The ‘Figurehead’ single has two of the most essential Covenant tracks of all. Both the title track and “Speed” both get significant overhauls of their own, both receiving a ‘looser’ production style that allows both tracks to escape from the tight confines of their original mixes and really fly, with the choruses of each track in particular upping the anthem quotient substantially. This single was released in the USA as the “Theremin EP”, adding a few tracks missing from the American version of ‘Cryotank’, including the club mix of “Theremin” and the essential “Void”. If you’re the kind not to bother with ‘singles’, break that rule for a moment, as one of these is essential for any Covenant collection worthy of the name.
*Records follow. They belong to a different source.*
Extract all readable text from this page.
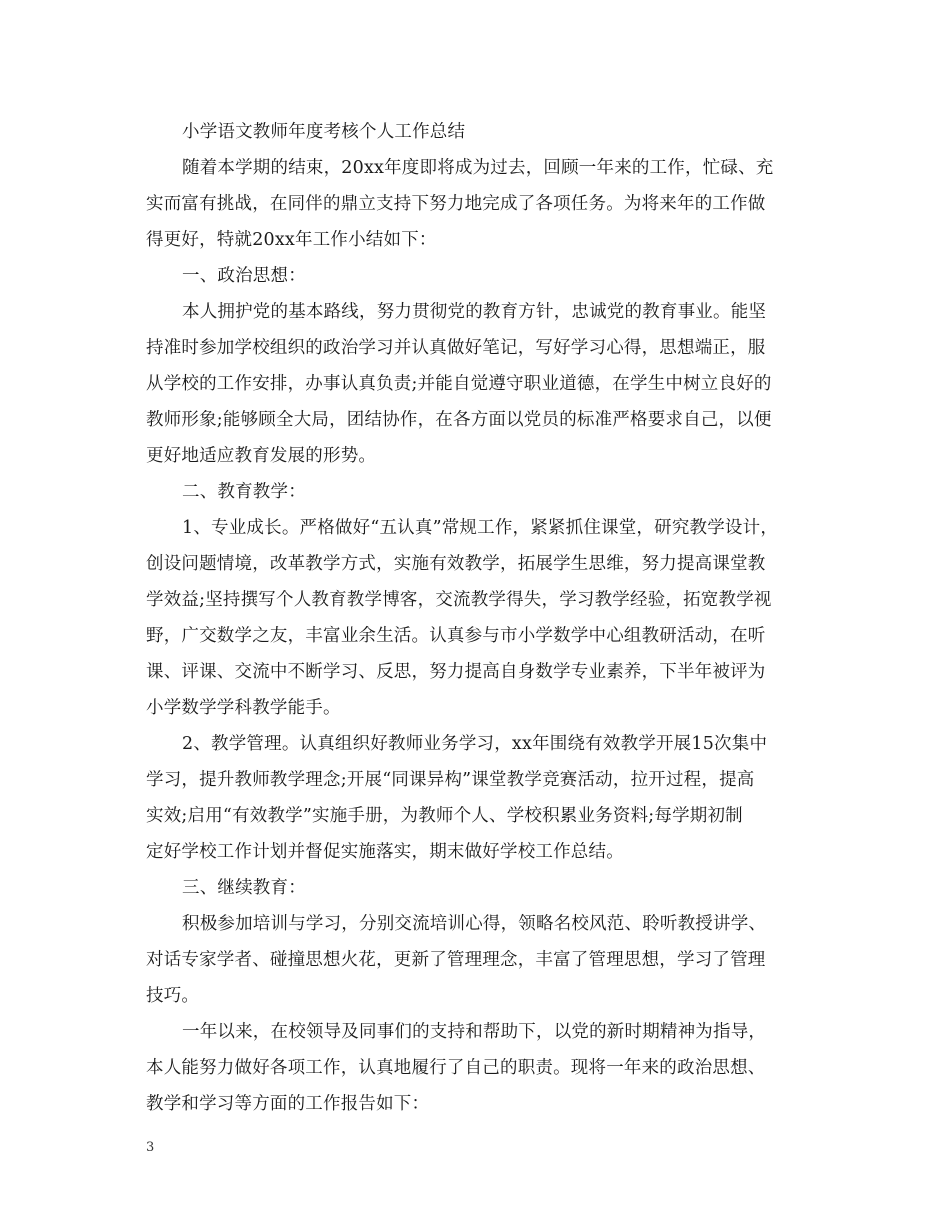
小学语文教师年度考核个人工作总结
随着本学期的结束，20xx年度即将成为过去，回顾一年来的工作，忙碌、充
实而富有挑战，在同伴的鼎立支持下努力地完成了各项任务。为将来年的工作做
得更好，特就20xx年工作小结如下：
一、政治思想：
本人拥护党的基本路线，努力贯彻党的教育方针，忠诚党的教育事业。能坚
持准时参加学校组织的政治学习并认真做好笔记，写好学习心得，思想端正，服
从学校的工作安排，办事认真负责;并能自觉遵守职业道德，在学生中树立良好的
教师形象;能够顾全大局，团结协作，在各方面以党员的标准严格要求自己，以便
更好地适应教育发展的形势。
二、教育教学：
1、专业成长。严格做好“五认真”常规工作，紧紧抓住课堂，研究教学设计，
创设问题情境，改革教学方式，实施有效教学，拓展学生思维，努力提高课堂教
学效益;坚持撰写个人教育教学博客，交流教学得失，学习教学经验，拓宽教学视
野，广交数学之友，丰富业余生活。认真参与市小学数学中心组教研活动，在听
课、评课、交流中不断学习、反思，努力提高自身数学专业素养，下半年被评为
小学数学学科教学能手。
2、教学管理。认真组织好教师业务学习，xx年围绕有效教学开展15次集中
学习，提升教师教学理念;开展“同课异构”课堂教学竞赛活动，拉开过程，提高
实效;启用“有效教学”实施手册，为教师个人、学校积累业务资料;每学期初制
定好学校工作计划并督促实施落实，期末做好学校工作总结。
三、继续教育：
积极参加培训与学习，分别交流培训心得，领略名校风范、聆听教授讲学、
对话专家学者、碰撞思想火花，更新了管理理念，丰富了管理思想，学习了管理
技巧。
一年以来，在校领导及同事们的支持和帮助下，以党的新时期精神为指导，
本人能努力做好各项工作，认真地履行了自己的职责。现将一年来的政治思想、
教学和学习等方面的工作报告如下：
3
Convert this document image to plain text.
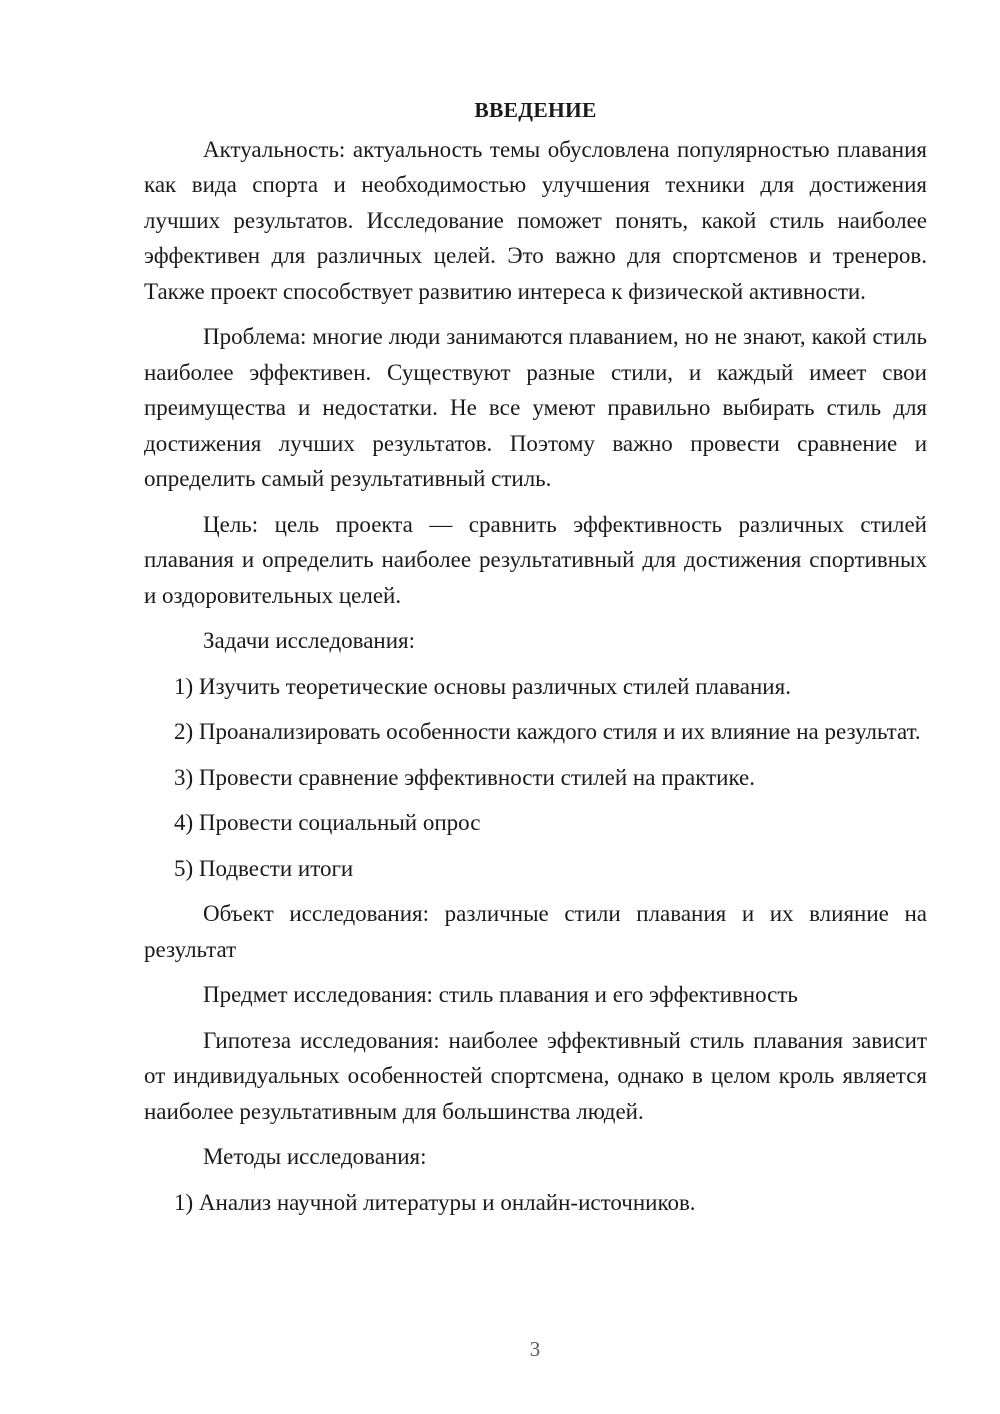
ВВЕДЕНИЕ

Актуальность: актуальность темы обусловлена популярностью плавания как вида спорта и необходимостью улучшения техники для достижения лучших результатов. Исследование поможет понять, какой стиль наиболее эффективен для различных целей. Это важно для спортсменов и тренеров. Также проект способствует развитию интереса к физической активности.

Проблема: многие люди занимаются плаванием, но не знают, какой стиль наиболее эффективен. Существуют разные стили, и каждый имеет свои преимущества и недостатки. Не все умеют правильно выбирать стиль для достижения лучших результатов. Поэтому важно провести сравнение и определить самый результативный стиль.

Цель: цель проекта — сравнить эффективность различных стилей плавания и определить наиболее результативный для достижения спортивных и оздоровительных целей.

Задачи исследования:

1) Изучить теоретические основы различных стилей плавания.

2) Проанализировать особенности каждого стиля и их влияние на результат.

3) Провести сравнение эффективности стилей на практике.

4) Провести социальный опрос

5) Подвести итоги

Объект исследования: различные стили плавания и их влияние на результат

Предмет исследования: стиль плавания и его эффективность

Гипотеза исследования: наиболее эффективный стиль плавания зависит от индивидуальных особенностей спортсмена, однако в целом кроль является наиболее результативным для большинства людей.

Методы исследования:

1) Анализ научной литературы и онлайн-источников.

3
Two years later we heard Europa, which saw the Covenant sound partway through it’s first real evolution. Tracks like Leviathan and Riot are still based around the concept of songs-emerging-from-ferocious-loops-of-noise, but there’s more evidence of a more accessible, synthpoppier production style elsewhere. One could lazily compare such synthetic melodics to Kraftwerk or the more tuneful forms of early EBM, but there’s still something distinctively Covenant going on here. The throbbing bass and muted synth chimes of Tension that open the album couldn’t have been done this way by anyone else – it’s just odd to hear a Covenant album not open up with some almighty blast of noise. They are showing more restraint, but it’s not to the detriment of the music.
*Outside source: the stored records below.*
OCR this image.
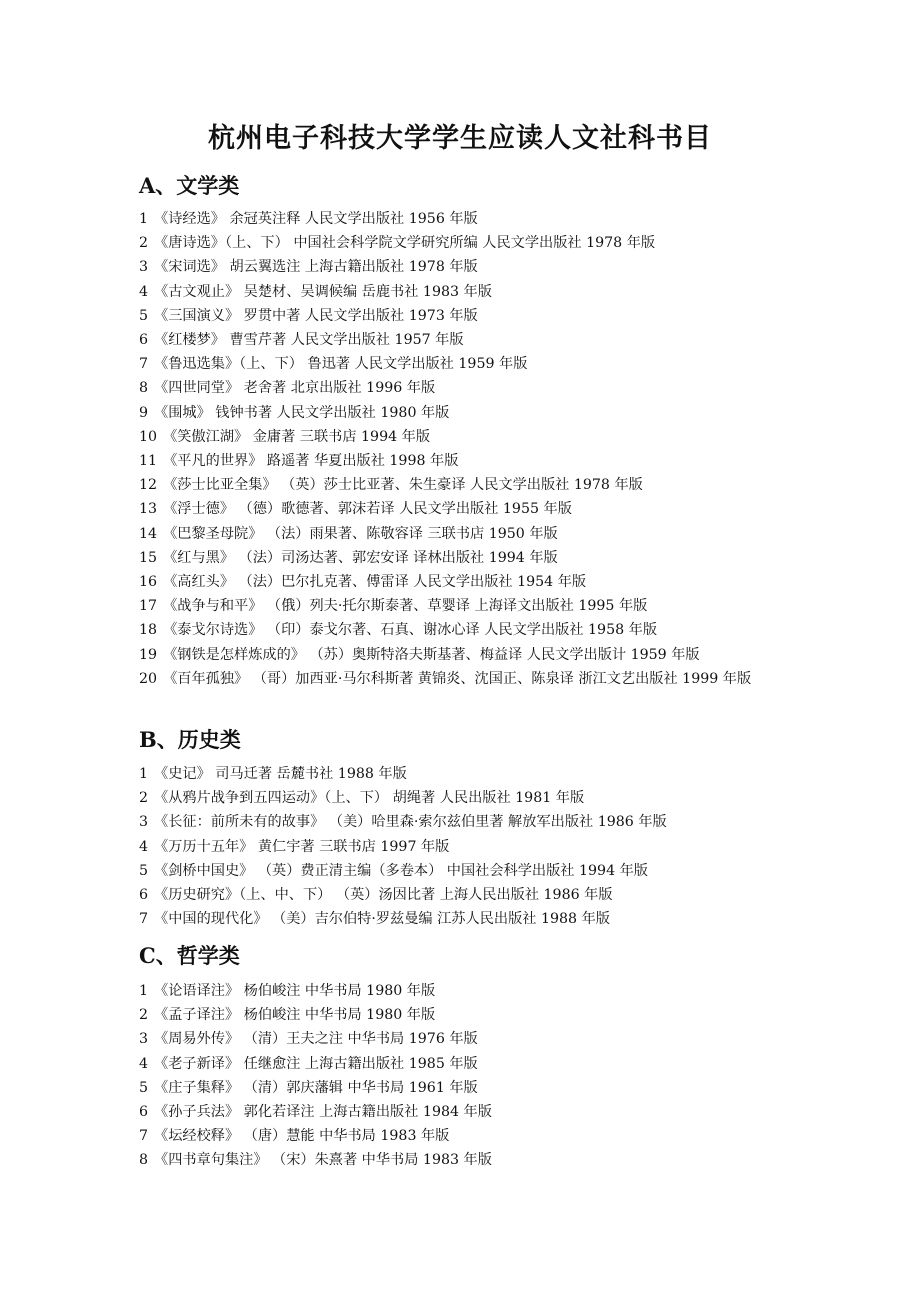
杭州电子科技大学学生应读人文社科书目
A、文学类
1 《诗经选》 余冠英注释 人民文学出版社 1956 年版
2 《唐诗选》（上、下） 中国社会科学院文学研究所编 人民文学出版社 1978 年版
3 《宋词选》 胡云翼选注 上海古籍出版社 1978 年版
4 《古文观止》 吴楚材、吴调候编 岳鹿书社 1983 年版
5 《三国演义》 罗贯中著 人民文学出版社 1973 年版
6 《红楼梦》 曹雪芹著 人民文学出版社 1957 年版
7 《鲁迅选集》（上、下） 鲁迅著 人民文学出版社 1959 年版
8 《四世同堂》 老舍著 北京出版社 1996 年版
9 《围城》 钱钟书著 人民文学出版社 1980 年版
10 《笑傲江湖》 金庸著 三联书店 1994 年版
11 《平凡的世界》 路遥著 华夏出版社 1998 年版
12 《莎士比亚全集》 （英）莎士比亚著、朱生豪译 人民文学出版社 1978 年版
13 《浮士德》 （德）歌德著、郭沫若译 人民文学出版社 1955 年版
14 《巴黎圣母院》 （法）雨果著、陈敬容译 三联书店 1950 年版
15 《红与黑》 （法）司汤达著、郭宏安译 译林出版社 1994 年版
16 《高红头》 （法）巴尔扎克著、傅雷译 人民文学出版社 1954 年版
17 《战争与和平》 （俄）列夫·托尔斯泰著、草婴译 上海译文出版社 1995 年版
18 《泰戈尔诗选》 （印）泰戈尔著、石真、谢冰心译 人民文学出版社 1958 年版
19 《钢铁是怎样炼成的》 （苏）奥斯特洛夫斯基著、梅益译 人民文学出版计 1959 年版
20 《百年孤独》 （哥）加西亚·马尔科斯著 黄锦炎、沈国正、陈泉译 浙江文艺出版社 1999 年版
B、历史类
1 《史记》 司马迁著 岳麓书社 1988 年版
2 《从鸦片战争到五四运动》（上、下） 胡绳著 人民出版社 1981 年版
3 《长征：前所未有的故事》 （美）哈里森·索尔兹伯里著 解放军出版社 1986 年版
4 《万历十五年》 黄仁宇著 三联书店 1997 年版
5 《剑桥中国史》 （英）费正清主编（多卷本） 中国社会科学出版社 1994 年版
6 《历史研究》（上、中、下） （英）汤因比著 上海人民出版社 1986 年版
7 《中国的现代化》 （美）吉尔伯特·罗兹曼编 江苏人民出版社 1988 年版
C、哲学类
1 《论语译注》 杨伯峻注 中华书局 1980 年版
2 《孟子译注》 杨伯峻注 中华书局 1980 年版
3 《周易外传》 （清）王夫之注 中华书局 1976 年版
4 《老子新译》 任继愈注 上海古籍出版社 1985 年版
5 《庄子集释》 （清）郭庆藩辑 中华书局 1961 年版
6 《孙子兵法》 郭化若译注 上海古籍出版社 1984 年版
7 《坛经校释》 （唐）慧能 中华书局 1983 年版
8 《四书章句集注》 （宋）朱熹著 中华书局 1983 年版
I have to admit that the middle part of the album has never appealed to me, with some less-than-inspiring songwriting, the sole Clas-credited composition, ever (Wind Of The North) a definite low point. It’s the final three songs that really tell us where Covenant are heading. Final Man is their first out-and-out pop song, a sign of what was to come on the next album. Go Film is a dense, spoken-word affair with a surprisingly spiritual subject matter, and the closer Wall Of Sound is a drawn-out combination of plink-plonk synths, vocoders and tight rhythm loops. It ends an album that, like all Covenant releases, has it’s followers, even if it’s the least favoured of their early albums in subsequent live shows. It’s still an important part of their musical development, as it was the stepping stone to the sound that defined their best-known songs.
Singles and Versions: “Final Man” was released as a single with two marginal reworks and two B-side tracks, none are essential. More interesting is the 7-track “Euro EP”, with three alternate versions apiece for “Tension” and “Go Film” plus the curiosity “Consumer”. Some of these (like the Disco Calculi versions) deviate too far off into synth noodling, but more upbeat takes, like the “Hard version” of “Go Film” will be of interest to DJs in particular.